Cisjordanie: la communauté bédouine d'al-Hathrura contrainte à l'exil
La situation en Cisjordanie continue de se détériorer avec l'exode forcé de communautés entières. Le village bédouin d'al-Hathrura, situé dans le centre de la Cisjordanie, est désormais entièrement déserté suite aux pressions exercées par des colons israéliens.
Un départ forcé après 45 ans de présence
Ahmed Kaabneh, membre de la communauté bédouine, avait pourtant fait le serment de ne jamais quitter ses terres ancestrales.
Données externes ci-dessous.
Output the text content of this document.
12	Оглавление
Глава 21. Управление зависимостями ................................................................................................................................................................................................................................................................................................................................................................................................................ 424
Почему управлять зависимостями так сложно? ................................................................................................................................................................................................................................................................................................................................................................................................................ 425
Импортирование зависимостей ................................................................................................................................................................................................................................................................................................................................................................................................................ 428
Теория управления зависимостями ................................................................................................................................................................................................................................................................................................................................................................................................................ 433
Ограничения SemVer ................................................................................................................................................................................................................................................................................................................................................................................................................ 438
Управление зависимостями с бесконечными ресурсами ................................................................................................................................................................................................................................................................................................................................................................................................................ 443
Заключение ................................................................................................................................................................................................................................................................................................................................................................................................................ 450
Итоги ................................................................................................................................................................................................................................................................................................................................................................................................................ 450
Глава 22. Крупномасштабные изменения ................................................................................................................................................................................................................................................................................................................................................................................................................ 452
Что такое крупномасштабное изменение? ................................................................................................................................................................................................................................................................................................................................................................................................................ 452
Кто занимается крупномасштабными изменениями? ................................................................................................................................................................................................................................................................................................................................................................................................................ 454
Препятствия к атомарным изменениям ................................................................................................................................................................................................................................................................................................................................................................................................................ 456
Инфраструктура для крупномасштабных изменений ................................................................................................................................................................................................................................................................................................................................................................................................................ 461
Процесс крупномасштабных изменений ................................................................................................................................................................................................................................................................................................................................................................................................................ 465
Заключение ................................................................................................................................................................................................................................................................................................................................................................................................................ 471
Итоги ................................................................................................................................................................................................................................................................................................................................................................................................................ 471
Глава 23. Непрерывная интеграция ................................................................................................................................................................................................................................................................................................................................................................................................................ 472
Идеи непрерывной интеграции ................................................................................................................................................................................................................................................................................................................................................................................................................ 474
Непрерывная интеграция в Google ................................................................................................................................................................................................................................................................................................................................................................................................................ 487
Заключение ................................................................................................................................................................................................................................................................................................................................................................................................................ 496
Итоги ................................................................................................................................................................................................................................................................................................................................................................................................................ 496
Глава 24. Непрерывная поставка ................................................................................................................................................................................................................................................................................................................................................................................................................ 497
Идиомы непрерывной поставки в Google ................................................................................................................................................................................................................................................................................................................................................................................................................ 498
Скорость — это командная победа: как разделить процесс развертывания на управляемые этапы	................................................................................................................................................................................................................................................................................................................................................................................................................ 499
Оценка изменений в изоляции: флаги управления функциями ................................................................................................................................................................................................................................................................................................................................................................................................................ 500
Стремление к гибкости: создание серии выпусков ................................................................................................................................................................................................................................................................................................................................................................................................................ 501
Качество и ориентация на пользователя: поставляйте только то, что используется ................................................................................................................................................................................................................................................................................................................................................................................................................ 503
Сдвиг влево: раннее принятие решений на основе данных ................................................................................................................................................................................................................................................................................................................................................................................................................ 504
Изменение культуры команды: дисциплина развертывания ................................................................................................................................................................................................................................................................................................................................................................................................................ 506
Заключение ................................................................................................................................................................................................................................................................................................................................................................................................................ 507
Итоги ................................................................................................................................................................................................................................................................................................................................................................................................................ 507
Mais l'installation d'un avant-poste de colons israéliens à une centaine de mètres de son domicile l'a contraint à abandonner le lieu où il avait vécu pendant quatre décennies.
"C'est très difficile de quitter un endroit où vous avez vécu pendant 45 ans, quasiment toute une vie", confie M. Kaabneh, désormais installé avec sa famille dans une habitation de fortune près de Jéricho. "Mais que faire? Ils sont forts et nous sommes faibles, nous n'avons aucun pouvoir."
Une escalade de la violence depuis octobre 2023
Depuis l'attaque du Hamas du 7 octobre 2023, la violence exercée par certains colons s'est considérablement intensifiée. Le Bureau de coordination des Affaires humanitaires de l'ONU (Ocha) rapporte que quelque 3.200 Palestiniens issus de communautés bédouines ont été contraints de quitter leurs habitations depuis cette date.
Les données des Nations unies révèlent qu'octobre 2025 a été le mois le plus violent enregistré depuis le début du recensement des violences de colons en 2006.
Un territoire sous pression constante
La Cisjordanie, occupée par Israël depuis 1967, abrite aujourd'hui plus de 500.000 colons israéliens au milieu d'environ trois millions de Palestiniens. Ces colonies sont considérées comme illégales par l'ONU au regard du droit international.
"C'est une situation terrifiante", décrivait M. Kaabneh avant son départ forcé, évoquant un harcèlement quotidien. "Ils crient toute la nuit, jettent des pierres... Ils nous empêchent de dormir la nuit et de circuler librement le jour."
Une impunité dénoncée par les organisations
Les ONG qui documentent ces incidents soulignent que les agresseurs ne sont quasiment jamais traduits en justice. En novembre, le Premier ministre israélien Benjamin Netanyahu a dénoncé les agissements d'une "poignée d'extrémistes qui ne représentent pas les colons en Judée-Samarie".
Cependant, les organisations israéliennes Peace Now et Kerem Navot dénoncent des actions menées "avec l'appui du gouvernement israélien et de l'armée". La colonisation s'est particulièrement accélérée sous l'actuel gouvernement, notamment depuis le début de la guerre à Gaza.
Un exil sans fin
Aujourd'hui, le village d'al-Hathrura n'est plus qu'un amas de vestiges abandonnés. Des vélos d'enfants, des chaussures et des effets personnels témoignent d'un départ précipité.
Ahmed Kaabneh et sa famille, installés à treize kilomètres de leur ancien village, ne se sentent toujours pas en sécurité. Des colons surveillent déjà leur nouvelle communauté depuis une colline voisine. "Ils nous poursuivent partout", constate-t-il avec amertume.
Cette situation illustre les défis humanitaires complexes auxquels fait face la région, nécessitant une attention internationale soutenue pour préserver les droits des populations civiles.